Despite this, the patterns that emerge when scrutinising those novels that are part of the Western canon, the classics that are broadly studied on English literature courses and held up as being artistically valuable, restrict the rich diversity the novel has to offer. The fact that there is such a thing as canonical literature in the first place limits the development of the novel as a form; the classics saturate our culture to such an extent that real life begins to mimic and reflect common tropes, stereotypes, and ideologies found within this small selection of novels.
This limitation is particularly evident when looking at representation or, more importantly, for representation.
According to the Center for Learning and Teaching of Literature, the ten books most frequently taught in high school English classes in the USA are: Romeo and Juliet, Macbeth, Huckleberry Finn, Julius Caesar, To Kill a Mockingbird, The Scarlet Letter, Of Mice and Men, Hamlet, The Great Gatsby, and Lord of the Flies. Although six of these ten books feature women (Juliet Capulet, Lady Macbeth and the three witches, Scout Finch, Hester Prynn, Ophelia, Daisy Buchanan and Jordan Baker) as main characters, only three of these women (Juliet Capulet, Scout Finch, Hester Prynn) are the protagonists of the novels they are featured in. Juliet is not even the sole protagonist of Romeo and Juliet, it could be argued that Scout is merely the narrator of To Kill a Mockingbird, with Atticus Finch as protagonist, and the strength of Hester Prynn lies more in anti-Puritanism than anti-sexism. Only one of these ten novels (To Kill a Mockingbird) was written by a woman. Only three of them (Huckleberry Finn, To Kill a Mockingbird, Of Mice and Men) feature people of colour as key characters, and the representation of these people of colour is problematic in many ways. Not a single one of these ten novels features an explicitly LGBTQ+ character.
Of course, as students progress to higher levels of education, the range of novels studied in literature classes becomes more diverse, with the option on university literature courses of studying specific genres or time periods or themes. But how many people choose or have the choice of going to university? And how many of those people specifically study literature?
Those that do are often still faced with almost exclusively heterosexual, white, male protagonists, written by heterosexual, white, male authors. Novels that do feature female characters, such as Portrait of a Lady and Madame Bovary, are still written by men and enforce Laura Mulvey’s theory of the Male Gaze, lending a voyeuristic feel to the representation of women. Jane Austen, George Eliot, and the Bronte sisters are perhaps the only exceptions to this, but their texts are just a wave in amongst a sea of novels that exclude women, and all of them focus in some way on marriage plots, as though women are incapable of leading a story that does not involve men. Feminist authors like Virginia Woolf and Jean Rhys and people of colour authors like Chinua Achebe and Haruki Murakami are confined to classes focussing specifically on modernism or post-colonialism or the specific time period in which they were writing; they rarely appear in more general classes intending to give an overview of the novel as a form. Representation of characters and/or authors who identify outside of the gender binary is scarcer still.

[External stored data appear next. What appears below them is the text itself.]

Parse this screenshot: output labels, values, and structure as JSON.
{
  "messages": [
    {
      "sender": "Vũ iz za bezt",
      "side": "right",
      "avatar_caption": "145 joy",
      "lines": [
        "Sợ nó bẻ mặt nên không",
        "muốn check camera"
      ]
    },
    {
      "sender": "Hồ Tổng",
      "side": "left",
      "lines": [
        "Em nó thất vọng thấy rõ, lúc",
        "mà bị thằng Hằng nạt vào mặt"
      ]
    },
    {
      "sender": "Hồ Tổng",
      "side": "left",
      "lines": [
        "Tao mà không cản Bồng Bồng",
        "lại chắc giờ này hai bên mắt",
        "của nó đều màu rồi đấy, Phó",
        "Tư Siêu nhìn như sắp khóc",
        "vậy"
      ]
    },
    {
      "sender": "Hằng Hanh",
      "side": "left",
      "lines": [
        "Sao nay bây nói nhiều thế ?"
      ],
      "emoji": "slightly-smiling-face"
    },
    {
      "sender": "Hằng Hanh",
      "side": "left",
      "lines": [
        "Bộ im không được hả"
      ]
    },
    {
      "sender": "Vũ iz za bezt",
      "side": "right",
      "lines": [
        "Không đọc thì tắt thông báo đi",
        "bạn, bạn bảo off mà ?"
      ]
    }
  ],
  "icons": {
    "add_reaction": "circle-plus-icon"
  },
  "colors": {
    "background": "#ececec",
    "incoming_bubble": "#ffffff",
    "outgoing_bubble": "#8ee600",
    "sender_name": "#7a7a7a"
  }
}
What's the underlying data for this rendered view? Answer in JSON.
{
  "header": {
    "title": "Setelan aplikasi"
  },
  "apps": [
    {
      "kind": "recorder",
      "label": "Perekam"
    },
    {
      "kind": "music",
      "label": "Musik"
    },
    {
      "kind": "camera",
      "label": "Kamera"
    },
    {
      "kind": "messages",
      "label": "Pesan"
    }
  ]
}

Today, the male-dominated canon has been somewhat overwhelmed outside of academia by novels preoccupied with romance. There is absolutely nothing fundamentally wrong with a plot focussed on romance. Love is and always has been a universal theme in literature in some form or another. It is once again the limitations that have become apparent within this broad and potentially infinite form that are problematic.

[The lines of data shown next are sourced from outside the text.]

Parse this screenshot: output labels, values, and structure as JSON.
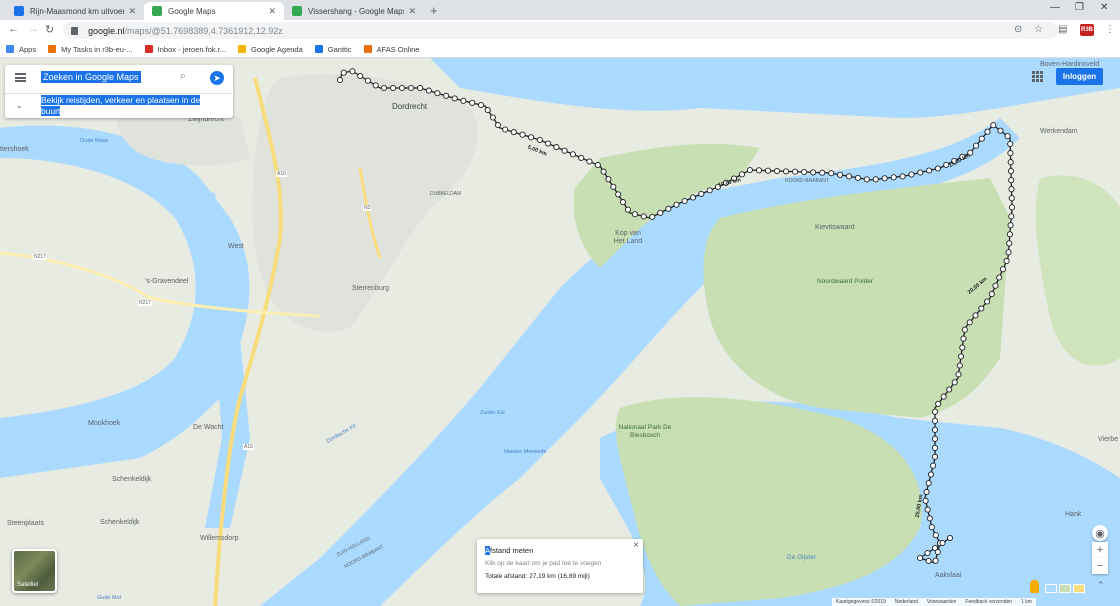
{
  "browser": {
    "tabs": [
      {
        "title": "Rijn-Maasmond km uitvoer (mc...",
        "favicon": "doc-icon",
        "color": "#1a73e8",
        "active": false
      },
      {
        "title": "Google Maps",
        "favicon": "maps-icon",
        "color": "#34a853",
        "active": true
      },
      {
        "title": "Vissershang - Google Maps",
        "favicon": "maps-icon",
        "color": "#34a853",
        "active": false
      }
    ],
    "new_tab": "+",
    "url_host": "google.nl",
    "url_path": "/maps/@51.7698389,4.7361912,12.92z",
    "profile": "R3B"
  },
  "bookmarks": [
    {
      "label": "Apps",
      "icon": "apps-icon",
      "color": "#4285f4"
    },
    {
      "label": "My Tasks in r3b-eu-...",
      "icon": "tasks-icon",
      "color": "#e8710a"
    },
    {
      "label": "Inbox - jeroen.fok.r...",
      "icon": "gmail-icon",
      "color": "#d93025"
    },
    {
      "label": "Google Agenda",
      "icon": "calendar-icon",
      "color": "#f4b400"
    },
    {
      "label": "Ganttic",
      "icon": "ganttic-icon",
      "color": "#1a73e8"
    },
    {
      "label": "AFAS Online",
      "icon": "afas-icon",
      "color": "#e8710a"
    }
  ],
  "search": {
    "placeholder": "Zoeken in Google Maps",
    "explore_text": "Bekijk reistijden, verkeer en plaatsen in de buurt"
  },
  "header": {
    "signin": "Inloggen"
  },
  "measure": {
    "title_first": "A",
    "title_rest": "fstand meten",
    "hint": "Klik op de kaart om je pad toe te voegen",
    "total": "Totale afstand: 27,19 km (16,89 mijl)"
  },
  "satellite_label": "Satelliet",
  "footer": {
    "copyright": "Kaartgegevens ©2019",
    "country": "Nederland",
    "terms": "Voorwaarden",
    "feedback": "Feedback verzenden",
    "scale": "1 km"
  },
  "map_labels": {
    "dordrecht": "Dordrecht",
    "zwijndrecht": "Zwijndrecht",
    "boven_hardinxveld": "Boven-Hardinxveld",
    "werkendam": "Werkendam",
    "kievitswaard": "Kievitswaard",
    "kop_van_het_land": "Kop van Het Land",
    "sterrenburg": "Sterrenburg",
    "west": "West",
    "dubbeldam": "DUBBELDAM",
    "gravendeel": "'s-Gravendeel",
    "noordwaard": "Noordwaard Polder",
    "nationaal_park": "Nationaal Park De Biesbosch",
    "mookhoek": "Mookhoek",
    "de_wacht": "De Wacht",
    "schenkeldijk1": "Schenkeldijk",
    "schenkeldijk2": "Schenkeldijk",
    "steenplaats": "Steenplaats",
    "willemsdorp": "Willemsdorp",
    "aakvlaai": "Aakvlaai",
    "hank": "Hank",
    "vierbe": "Vierbe",
    "ttershoek": "ttershoek",
    "zuid_holland": "ZUID-HOLLAND",
    "noord_brabant": "NOORD-BRABANT",
    "noord_brabant2": "NOORD-BRABANT",
    "a16_1": "A16",
    "a16_2": "A16",
    "n3": "N3",
    "n217_1": "N217",
    "n217_2": "N217",
    "de_gijster": "De Gijster",
    "nieuwe_merwede": "Nieuwe Merwede",
    "dordtsche_kil": "Dordtsche Kil",
    "oude_maas": "Oude Maas",
    "zuider_els": "Zuider Els",
    "gude_mol": "Gude Mol"
  },
  "distance_labels": {
    "d5": "5,00 km",
    "d10": "10,00 km",
    "d15": "15,00 km",
    "d20": "20,00 km",
    "d25": "25,00 km"
  },
  "colors": {
    "water": "#aadaff",
    "land": "#e8ebe2",
    "park": "#c8dfb3",
    "urban": "#dfe3dc",
    "highway": "#f9dc7b",
    "accent": "#1a73e8"
  }
}
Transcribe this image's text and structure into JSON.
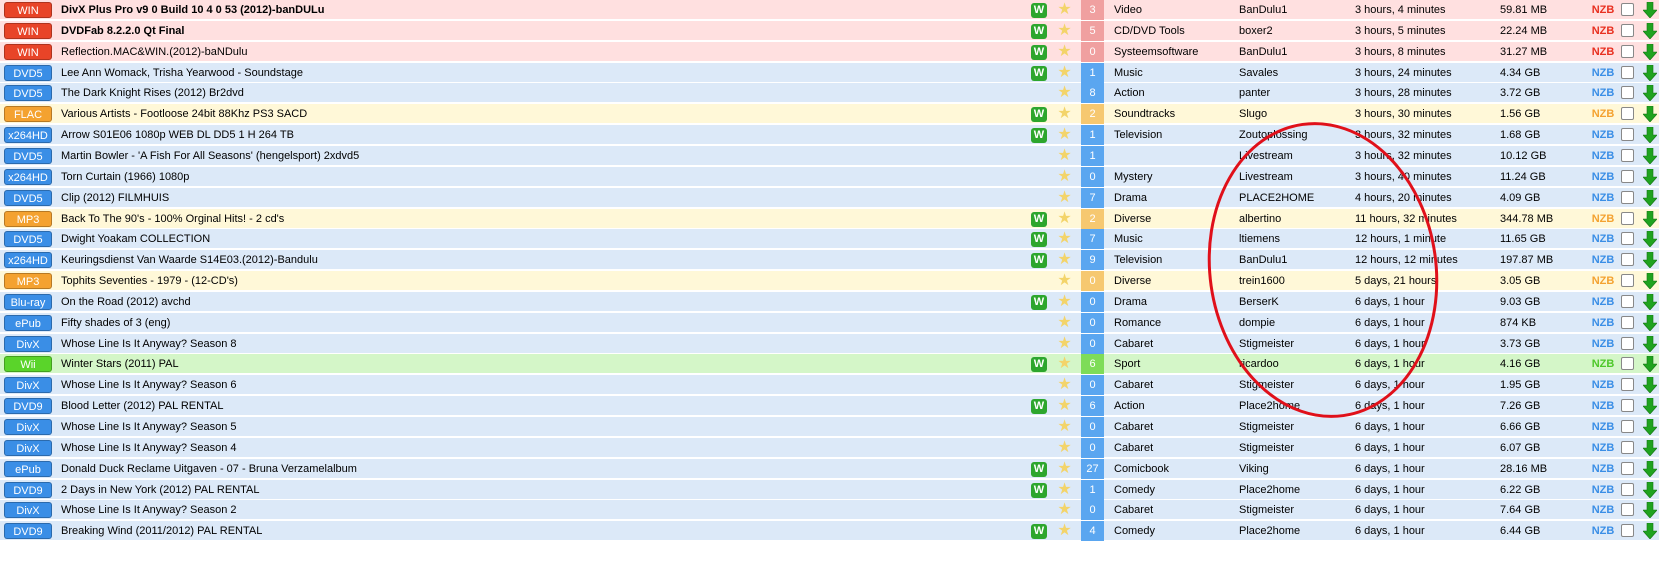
{
  "row_types": {
    "win": {
      "bg": "#ffe0e0",
      "tag": "#e84428",
      "nzb": "#e83020",
      "count": "#f0a0a0"
    },
    "blue": {
      "bg": "#dce9f8",
      "tag": "#3a8ee6",
      "nzb": "#3a8ee6",
      "count": "#5aa6f0"
    },
    "yellow": {
      "bg": "#fff8d8",
      "tag": "#f4a230",
      "nzb": "#f4a230",
      "count": "#f6c870"
    },
    "green": {
      "bg": "#d4f6c8",
      "tag": "#5ad42a",
      "nzb": "#4ec82a",
      "count": "#7edc58"
    }
  },
  "rows": [
    {
      "type": "win",
      "tag": "WIN",
      "title": "DivX Plus Pro v9 0 Build 10 4 0 53 (2012)-banDULu",
      "bold": true,
      "w": true,
      "count": "3",
      "category": "Video",
      "poster": "BanDulu1",
      "age": "3 hours, 4 minutes",
      "size": "59.81 MB",
      "nzb": "NZB"
    },
    {
      "type": "win",
      "tag": "WIN",
      "title": "DVDFab 8.2.2.0 Qt Final",
      "bold": true,
      "w": true,
      "count": "5",
      "category": "CD/DVD Tools",
      "poster": "boxer2",
      "age": "3 hours, 5 minutes",
      "size": "22.24 MB",
      "nzb": "NZB"
    },
    {
      "type": "win",
      "tag": "WIN",
      "title": "Reflection.MAC&WIN.(2012)-baNDulu",
      "bold": false,
      "w": true,
      "count": "0",
      "category": "Systeemsoftware",
      "poster": "BanDulu1",
      "age": "3 hours, 8 minutes",
      "size": "31.27 MB",
      "nzb": "NZB"
    },
    {
      "type": "blue",
      "tag": "DVD5",
      "title": "Lee Ann Womack, Trisha Yearwood - Soundstage",
      "bold": false,
      "w": true,
      "count": "1",
      "category": "Music",
      "poster": "Savales",
      "age": "3 hours, 24 minutes",
      "size": "4.34 GB",
      "nzb": "NZB"
    },
    {
      "type": "blue",
      "tag": "DVD5",
      "title": "The Dark Knight Rises (2012) Br2dvd",
      "bold": false,
      "w": false,
      "count": "8",
      "category": "Action",
      "poster": "panter",
      "age": "3 hours, 28 minutes",
      "size": "3.72 GB",
      "nzb": "NZB"
    },
    {
      "type": "yellow",
      "tag": "FLAC",
      "title": "Various Artists - Footloose 24bit 88Khz PS3 SACD",
      "bold": false,
      "w": true,
      "count": "2",
      "category": "Soundtracks",
      "poster": "Slugo",
      "age": "3 hours, 30 minutes",
      "size": "1.56 GB",
      "nzb": "NZB"
    },
    {
      "type": "blue",
      "tag": "x264HD",
      "title": "Arrow S01E06 1080p WEB DL DD5 1 H 264 TB",
      "bold": false,
      "w": true,
      "count": "1",
      "category": "Television",
      "poster": "Zoutoplossing",
      "age": "3 hours, 32 minutes",
      "size": "1.68 GB",
      "nzb": "NZB"
    },
    {
      "type": "blue",
      "tag": "DVD5",
      "title": "Martin Bowler - 'A Fish For All Seasons' (hengelsport) 2xdvd5",
      "bold": false,
      "w": false,
      "count": "1",
      "category": "",
      "poster": "Livestream",
      "age": "3 hours, 32 minutes",
      "size": "10.12 GB",
      "nzb": "NZB"
    },
    {
      "type": "blue",
      "tag": "x264HD",
      "title": "Torn Curtain (1966) 1080p",
      "bold": false,
      "w": false,
      "count": "0",
      "category": "Mystery",
      "poster": "Livestream",
      "age": "3 hours, 40 minutes",
      "size": "11.24 GB",
      "nzb": "NZB"
    },
    {
      "type": "blue",
      "tag": "DVD5",
      "title": "Clip (2012) FILMHUIS",
      "bold": false,
      "w": false,
      "count": "7",
      "category": "Drama",
      "poster": "PLACE2HOME",
      "age": "4 hours, 20 minutes",
      "size": "4.09 GB",
      "nzb": "NZB"
    },
    {
      "type": "yellow",
      "tag": "MP3",
      "title": "Back To The 90's - 100% Orginal Hits! - 2 cd's",
      "bold": false,
      "w": true,
      "count": "2",
      "category": "Diverse",
      "poster": "albertino",
      "age": "11 hours, 32 minutes",
      "size": "344.78 MB",
      "nzb": "NZB"
    },
    {
      "type": "blue",
      "tag": "DVD5",
      "title": "Dwight Yoakam COLLECTION",
      "bold": false,
      "w": true,
      "count": "7",
      "category": "Music",
      "poster": "ltiemens",
      "age": "12 hours, 1 minute",
      "size": "11.65 GB",
      "nzb": "NZB"
    },
    {
      "type": "blue",
      "tag": "x264HD",
      "title": "Keuringsdienst Van Waarde S14E03.(2012)-Bandulu",
      "bold": false,
      "w": true,
      "count": "9",
      "category": "Television",
      "poster": "BanDulu1",
      "age": "12 hours, 12 minutes",
      "size": "197.87 MB",
      "nzb": "NZB"
    },
    {
      "type": "yellow",
      "tag": "MP3",
      "title": "Tophits Seventies - 1979 - (12-CD's)",
      "bold": false,
      "w": false,
      "count": "0",
      "category": "Diverse",
      "poster": "trein1600",
      "age": "5 days, 21 hours",
      "size": "3.05 GB",
      "nzb": "NZB"
    },
    {
      "type": "blue",
      "tag": "Blu-ray",
      "title": "On the Road (2012) avchd",
      "bold": false,
      "w": true,
      "count": "0",
      "category": "Drama",
      "poster": "BerserK",
      "age": "6 days, 1 hour",
      "size": "9.03 GB",
      "nzb": "NZB"
    },
    {
      "type": "blue",
      "tag": "ePub",
      "title": "Fifty shades of 3 (eng)",
      "bold": false,
      "w": false,
      "count": "0",
      "category": "Romance",
      "poster": "dompie",
      "age": "6 days, 1 hour",
      "size": "874 KB",
      "nzb": "NZB"
    },
    {
      "type": "blue",
      "tag": "DivX",
      "title": "Whose Line Is It Anyway? Season 8",
      "bold": false,
      "w": false,
      "count": "0",
      "category": "Cabaret",
      "poster": "Stigmeister",
      "age": "6 days, 1 hour",
      "size": "3.73 GB",
      "nzb": "NZB"
    },
    {
      "type": "green",
      "tag": "Wii",
      "title": "Winter Stars (2011) PAL",
      "bold": false,
      "w": true,
      "count": "6",
      "category": "Sport",
      "poster": "ricardoo",
      "age": "6 days, 1 hour",
      "size": "4.16 GB",
      "nzb": "NZB"
    },
    {
      "type": "blue",
      "tag": "DivX",
      "title": "Whose Line Is It Anyway? Season 6",
      "bold": false,
      "w": false,
      "count": "0",
      "category": "Cabaret",
      "poster": "Stigmeister",
      "age": "6 days, 1 hour",
      "size": "1.95 GB",
      "nzb": "NZB"
    },
    {
      "type": "blue",
      "tag": "DVD9",
      "title": "Blood Letter (2012) PAL RENTAL",
      "bold": false,
      "w": true,
      "count": "6",
      "category": "Action",
      "poster": "Place2home",
      "age": "6 days, 1 hour",
      "size": "7.26 GB",
      "nzb": "NZB"
    },
    {
      "type": "blue",
      "tag": "DivX",
      "title": "Whose Line Is It Anyway? Season 5",
      "bold": false,
      "w": false,
      "count": "0",
      "category": "Cabaret",
      "poster": "Stigmeister",
      "age": "6 days, 1 hour",
      "size": "6.66 GB",
      "nzb": "NZB"
    },
    {
      "type": "blue",
      "tag": "DivX",
      "title": "Whose Line Is It Anyway? Season 4",
      "bold": false,
      "w": false,
      "count": "0",
      "category": "Cabaret",
      "poster": "Stigmeister",
      "age": "6 days, 1 hour",
      "size": "6.07 GB",
      "nzb": "NZB"
    },
    {
      "type": "blue",
      "tag": "ePub",
      "title": "Donald Duck Reclame Uitgaven - 07 - Bruna Verzamelalbum",
      "bold": false,
      "w": true,
      "count": "27",
      "category": "Comicbook",
      "poster": "Viking",
      "age": "6 days, 1 hour",
      "size": "28.16 MB",
      "nzb": "NZB"
    },
    {
      "type": "blue",
      "tag": "DVD9",
      "title": "2 Days in New York (2012) PAL RENTAL",
      "bold": false,
      "w": true,
      "count": "1",
      "category": "Comedy",
      "poster": "Place2home",
      "age": "6 days, 1 hour",
      "size": "6.22 GB",
      "nzb": "NZB"
    },
    {
      "type": "blue",
      "tag": "DivX",
      "title": "Whose Line Is It Anyway? Season 2",
      "bold": false,
      "w": false,
      "count": "0",
      "category": "Cabaret",
      "poster": "Stigmeister",
      "age": "6 days, 1 hour",
      "size": "7.64 GB",
      "nzb": "NZB"
    },
    {
      "type": "blue",
      "tag": "DVD9",
      "title": "Breaking Wind (2011/2012) PAL RENTAL",
      "bold": false,
      "w": true,
      "count": "4",
      "category": "Comedy",
      "poster": "Place2home",
      "age": "6 days, 1 hour",
      "size": "6.44 GB",
      "nzb": "NZB"
    }
  ],
  "labels": {
    "w_badge": "W",
    "star_glyph": "★"
  },
  "annotation": {
    "color": "#e0101a"
  }
}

The young adult novel, a form of the novel currently considered notable for the way in which it explicitly tackles important and meaningful themes such as mental illness and sexuality, is particularly guilty of being surprisingly limited in representation. An alarming number of YA book covers feature white, heteronormative couples. Frequently, any person of colour who is a protagonist in a novel is whitewashed on the front cover and/or in subsequent movie adaptations, such as Katniss Everdeen in The Hunger Games. This is so the reader is able to identify with the protagonist and empathise more poignantly with their story, but it thereby assumes a white, heteronormative reader and excludes any reader who does not conform to this supposed societal normality, further marginalising already marginalised groups of people.

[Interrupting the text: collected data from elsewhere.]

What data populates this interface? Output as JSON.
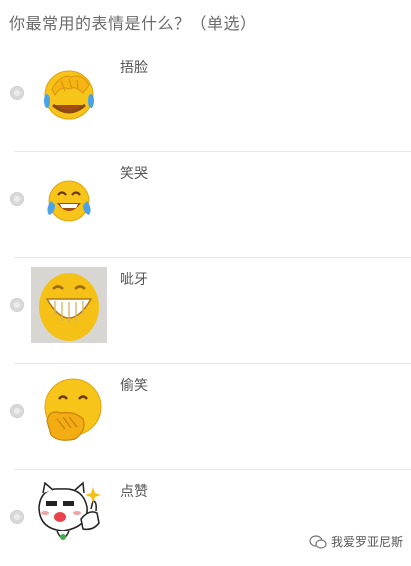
{
  "question": {
    "title": "你最常用的表情是什么？（单选）"
  },
  "options": [
    {
      "label": "捂脸",
      "icon": "facepalm-emoji",
      "selected": false
    },
    {
      "label": "笑哭",
      "icon": "tears-of-joy-emoji",
      "selected": false
    },
    {
      "label": "呲牙",
      "icon": "grin-emoji",
      "selected": false
    },
    {
      "label": "偷笑",
      "icon": "snicker-emoji",
      "selected": false
    },
    {
      "label": "点赞",
      "icon": "thumbs-up-cat-emoji",
      "selected": false
    }
  ],
  "watermark": {
    "text": "我爱罗亚尼斯"
  },
  "colors": {
    "emoji_yellow": "#f7c419",
    "tear_blue": "#4aa3e8",
    "radio_gray": "#d9d9d9",
    "text_gray": "#555555"
  }
}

This marginalisation is immediately obvious for LGBTQ+ people seeking representation in literature. Most book shops place LGBTQ+ literature in a separate section from mainstream fiction, which is frequently labelled as Gay/Lesbian Literature, excluding every person who identifies as a different sexuality and mislabelling any other sexuality that happens to be featured in the literature placed in this section. Queer Literature would be a more inclusive title, but the use of the word queer by heteronormative people is problematic and offensive, as the word itself is a reclaimed slur and should only be used by people who identify as such. The fact that there is a separate section for LGBTQ+ literature is in itself arguably harmful, as it sets up the representation of the sexualities featured in these novels as being inherently and fundamentally different, and perpetuates the problematic idea that heterosexuality is some sort of default sexuality that everyone is born as identifying with and LGBTQ+ people somehow deviate from. But the alternative is to have to search through a sea of heteronormative romances when specifically looking for LGBTQ+ literature, and questioning what even constitutes LGBTQ+ literature in the first place brings up further problems.
Until recently, novels – particularly young adult novels – that do feature LGBTQ+ characters are frequently solely about that character’s sexuality. While it would be just as problematic to write a novel in which an LGBTQ+ character’s sexuality was not represented at all (Dumbledore in the Harry Potter series is a quintessential example of this), focussing solely on their sexuality suggests that there is nothing more to an LGBTQ+ person than their sexuality, which is of course a ridiculous and harmful notion to perpetuate, even unintentionally.
It is getting better. Representation of marginalised groups of people is slowly growing in modern culture; David Levithan’s new young adult novel Two Boys Kissing features exactly that on the front cover, and there are university classes being taught about homoerotic narratives in canonical novels such as Sherlock Holmes and Les Misérables. These are just two examples; with a little research, more become evident. Progress is being made, and that progress should be highlighted and celebrated alongside criticism regarding a lack of progress.
Because it is still not good enough. PBS’ Independent Lens found that “3 percent of the decision-making in media comes from women. That means that 97 percent of how women [and people of other genders] are portrayed is decided on by men”. The Guardian found that in the past 19 years, there have been “257 Academy Award-nominated portrayals of heterosexual characters, and 23 of gay, bisexual or transsexual characters. Of the heterosexual characters, 16.5% (59) die. Of the LGBT characters, 56.5% (13) die. Of the 10 LGBT characters who live, only four get happy endings”. Literature tells a similar story, and literature, film, TV, and music all saturate our culture and contribute to the formation of our ideologies in equally important and pervasive ways. It is impossible to argue that fiction is not important in real life. Marginalised groups of people need more and better representation in fiction in order to achieve equality.
It is getting better, but it is still not good enough, and it is so important that it does become good enough, and soon. The novel, the infinite form that seems thus far determined to restrict itself to limited finiteness, is the perfect starting place for instigating change.